Retribusi dan Biaya Penitipan Barang Bebani Pedagang

Audiensi antara paguyuban pedagang Pasar Bintoro dengan Dindagkop-UKM di kantor DPRD Demak Kamis (19/3/2020) kemarin. (Nanang Rendi Ahmad/Jawa Pos Radar Semarang)

RADARSEMARANG.ID, Demak – Retribusi Pasar Bintoro Demak bakal turun seratus rupiah. Semula  pedagang harus membayar Rp 500  per meter persegi tiap hari.

Hal itu menjadi hasil kesepakatan audiensi antara paguyuban pedagang Pasar Bintoro dengan Dinas Perdagangan, Koperasi, dan Usaha Kecil Menengah (Dindagkop-UKM) Kabupaten Demak. Audiensi difasilitasi Dewan Perwakilan Rakyat Daerah (DPRD) Demak di kantor dewan pada Kamis (19/3/2020).

Kepala Bidang Pengelolaan Pasar Dindagkop-UKM Demak Sunoto mengatakan, pihaknya akan menindaklanjuti dengan menyerahkan hasil audiensi ke bupati. Sebab, pihaknya tidak bisa mengubah aturan tanpa keputusan dari Pemerintah Kabupaten (Pemkab).

“Dalam hal ini yang berhak dan berwenang adalah Bupati. Jadi, setelah ini kami akan segera menyerahkan hasil audiensi ini kepada beliau,” tegasnya usai audiensi.

Selain soal retribrusi, pedagang juga memohon penarikan biaya penitipan barang ditiadakan. Penarikan itu merupakan biaya yang dibebankan ke pedagang yang meninggalkan barang dagangannya bermalam di pasar. Besarannya 25 persen dari retribusi.

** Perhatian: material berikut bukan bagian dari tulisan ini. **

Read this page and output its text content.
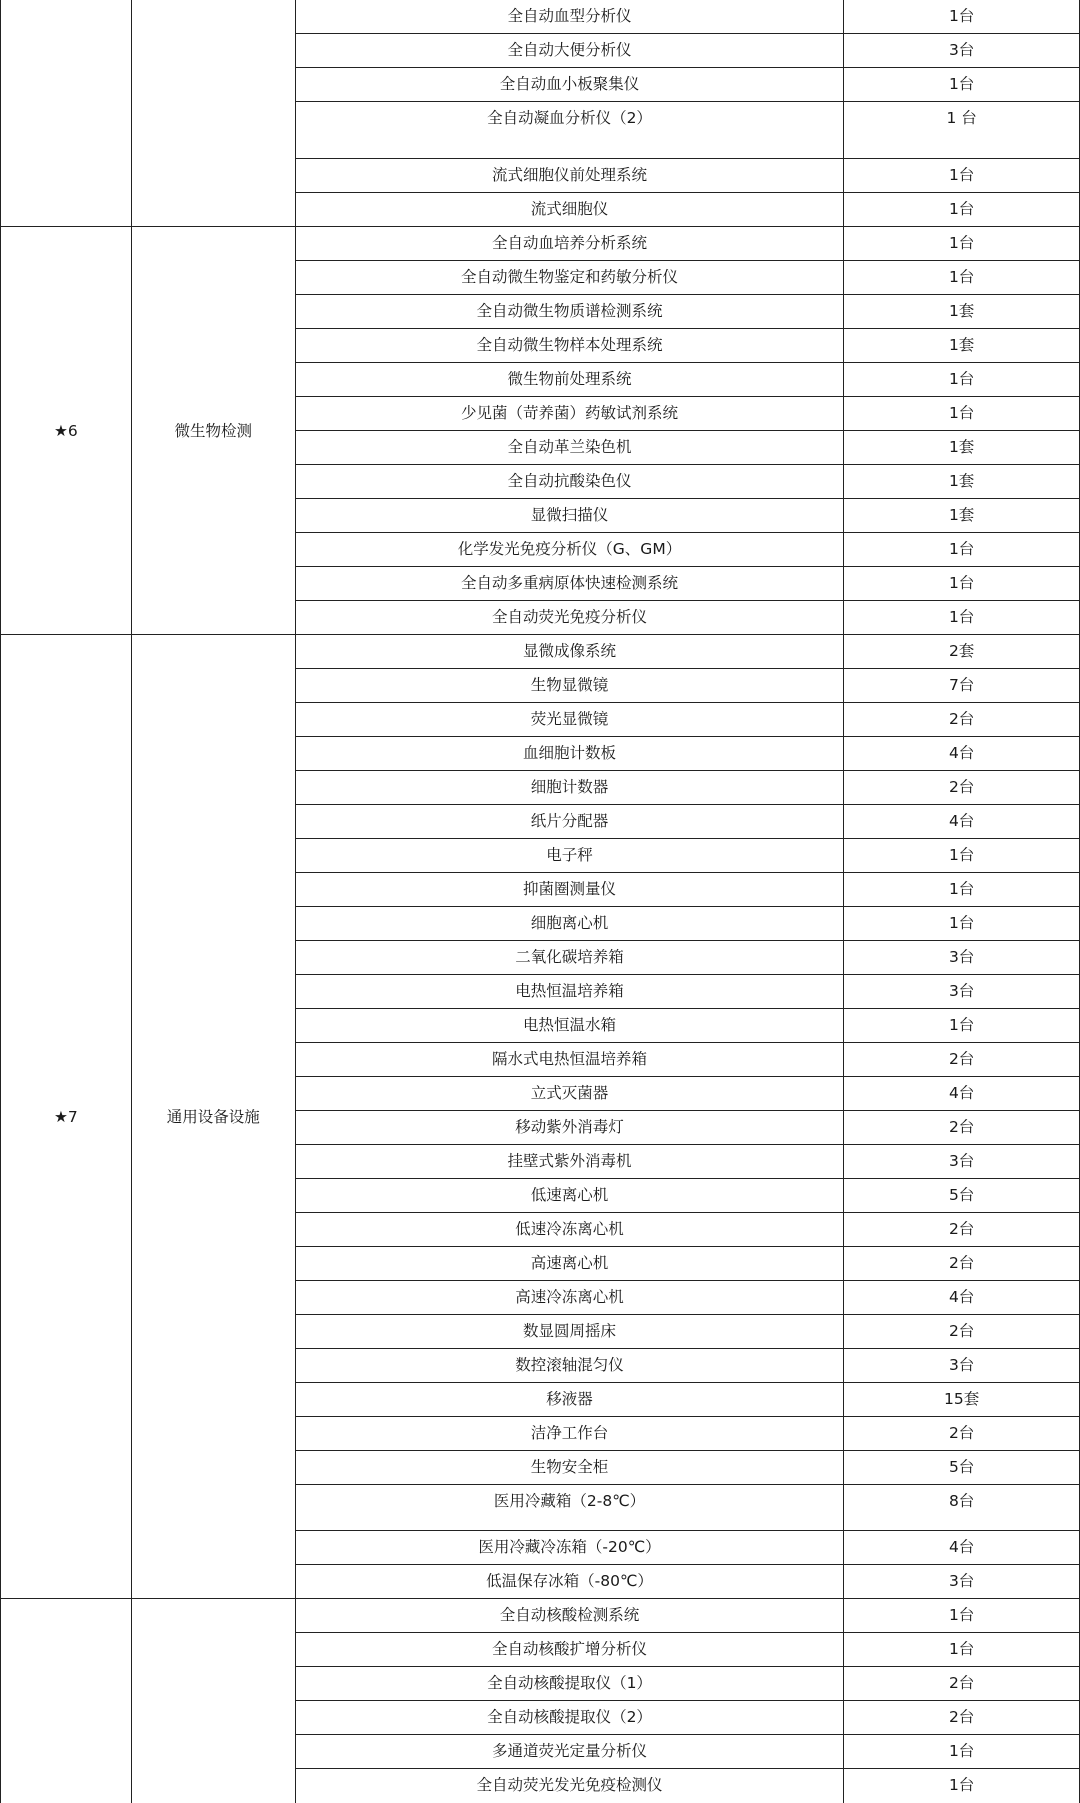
		全自动血型分析仪	1台
		全自动大便分析仪	3台
		全自动血小板聚集仪	1台
		全自动凝血分析仪（2）	1 台
		流式细胞仪前处理系统	1台
		流式细胞仪	1台
★6	微生物检测	全自动血培养分析系统	1台
		全自动微生物鉴定和药敏分析仪	1台
		全自动微生物质谱检测系统	1套
		全自动微生物样本处理系统	1套
		微生物前处理系统	1台
		少见菌（苛养菌）药敏试剂系统	1台
		全自动革兰染色机	1套
		全自动抗酸染色仪	1套
		显微扫描仪	1套
		化学发光免疫分析仪（G、GM）	1台
		全自动多重病原体快速检测系统	1台
		全自动荧光免疫分析仪	1台
★7	通用设备设施	显微成像系统	2套
		生物显微镜	7台
		荧光显微镜	2台
		血细胞计数板	4台
		细胞计数器	2台
		纸片分配器	4台
		电子秤	1台
		抑菌圈测量仪	1台
		细胞离心机	1台
		二氧化碳培养箱	3台
		电热恒温培养箱	3台
		电热恒温水箱	1台
		隔水式电热恒温培养箱	2台
		立式灭菌器	4台
		移动紫外消毒灯	2台
		挂壁式紫外消毒机	3台
		低速离心机	5台
		低速冷冻离心机	2台
		高速离心机	2台
		高速冷冻离心机	4台
		数显圆周摇床	2台
		数控滚轴混匀仪	3台
		移液器	15套
		洁净工作台	2台
		生物安全柜	5台
		医用冷藏箱（2-8℃）	8台
		医用冷藏冷冻箱（-20℃）	4台
		低温保存冰箱（-80℃）	3台
		全自动核酸检测系统	1台
		全自动核酸扩增分析仪	1台
		全自动核酸提取仪（1）	2台
		全自动核酸提取仪（2）	2台
		多通道荧光定量分析仪	1台
		全自动荧光发光免疫检测仪	1台
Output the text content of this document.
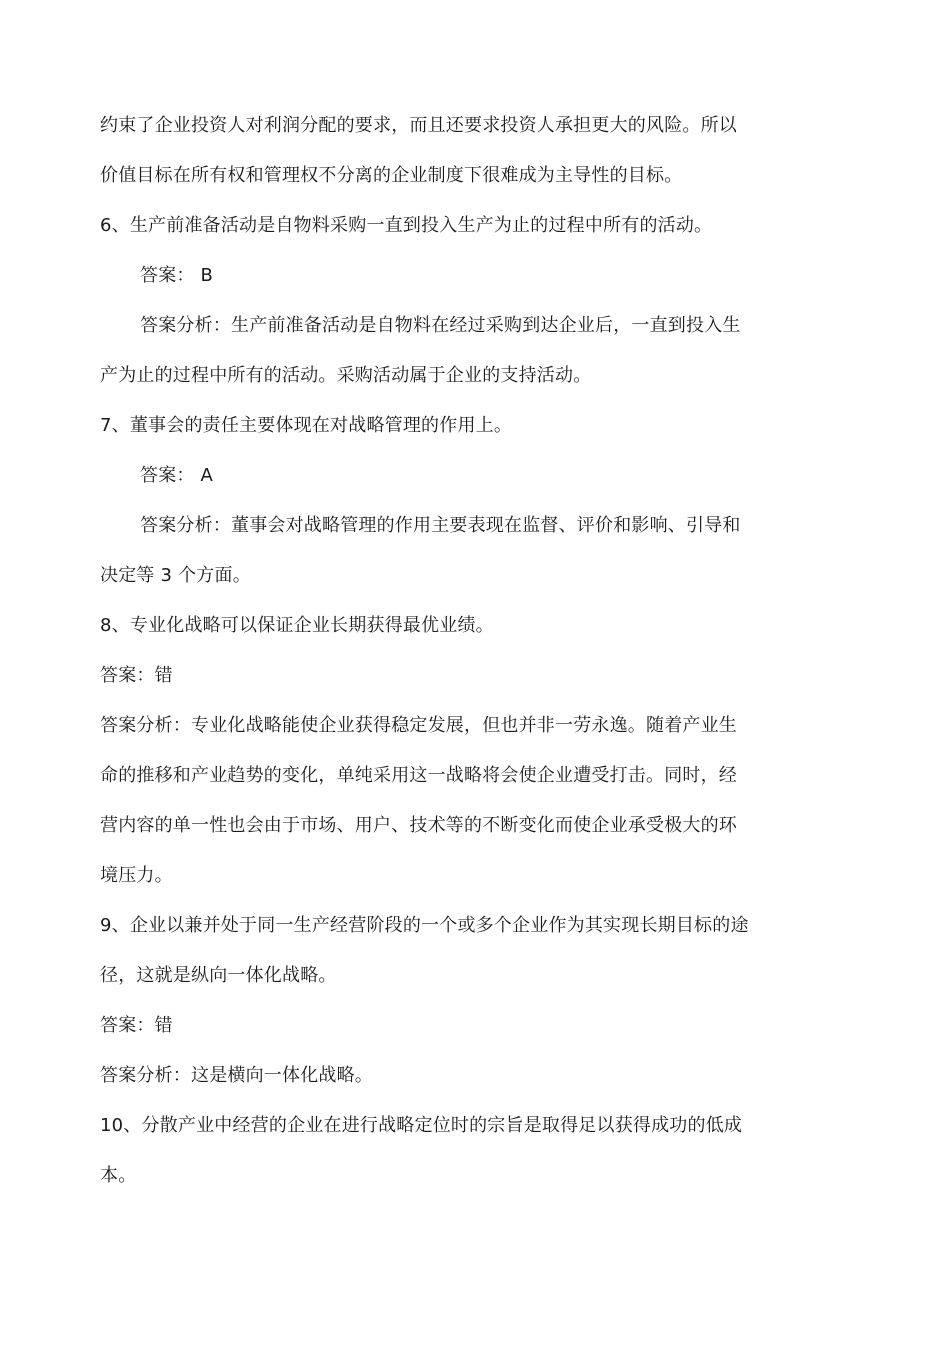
约束了企业投资人对利润分配的要求，而且还要求投资人承担更大的风险。所以
价值目标在所有权和管理权不分离的企业制度下很难成为主导性的目标。
6、生产前准备活动是自物料采购一直到投入生产为止的过程中所有的活动。
答案： B
答案分析：生产前准备活动是自物料在经过采购到达企业后，一直到投入生
产为止的过程中所有的活动。采购活动属于企业的支持活动。
7、董事会的责任主要体现在对战略管理的作用上。
答案： A
答案分析：董事会对战略管理的作用主要表现在监督、评价和影响、引导和
决定等 3 个方面。
8、专业化战略可以保证企业长期获得最优业绩。
答案：错
答案分析：专业化战略能使企业获得稳定发展，但也并非一劳永逸。随着产业生
命的推移和产业趋势的变化，单纯采用这一战略将会使企业遭受打击。同时，经
营内容的单一性也会由于市场、用户、技术等的不断变化而使企业承受极大的环
境压力。
9、企业以兼并处于同一生产经营阶段的一个或多个企业作为其实现长期目标的途
径，这就是纵向一体化战略。
答案：错
答案分析：这是横向一体化战略。
10、分散产业中经营的企业在进行战略定位时的宗旨是取得足以获得成功的低成
本。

“Itu telah termaktub di Perda (Peraturan Daerah). Kami hanya menjalankan. Untuk soal itu kami akan koordinasikan dengan bagian hukum. Kami tidak bisa tiba-tiba mendiadakan. Namun sementara semua permohonan pedagang kami catat. Segera akan kami tindaklanjuti,” imbuhnya.

Sementara itu, ketua paguyuban pedagang Pasar Bintoro Abdul Fatah menuturkan, pedagang merasa sudah terbebani dengan retribusi yang dinilai terlalu tinggi. Ditambah penarikan biaya penitipan barang.

“Ini keluhan semua pedagang. Kami bukan tidak mau membayar retribusi, namun hanya memohon diturunkan. Sebab realitanya besaran retribusi dan biaya penitipan barang memang membebani kami,” ucapnya.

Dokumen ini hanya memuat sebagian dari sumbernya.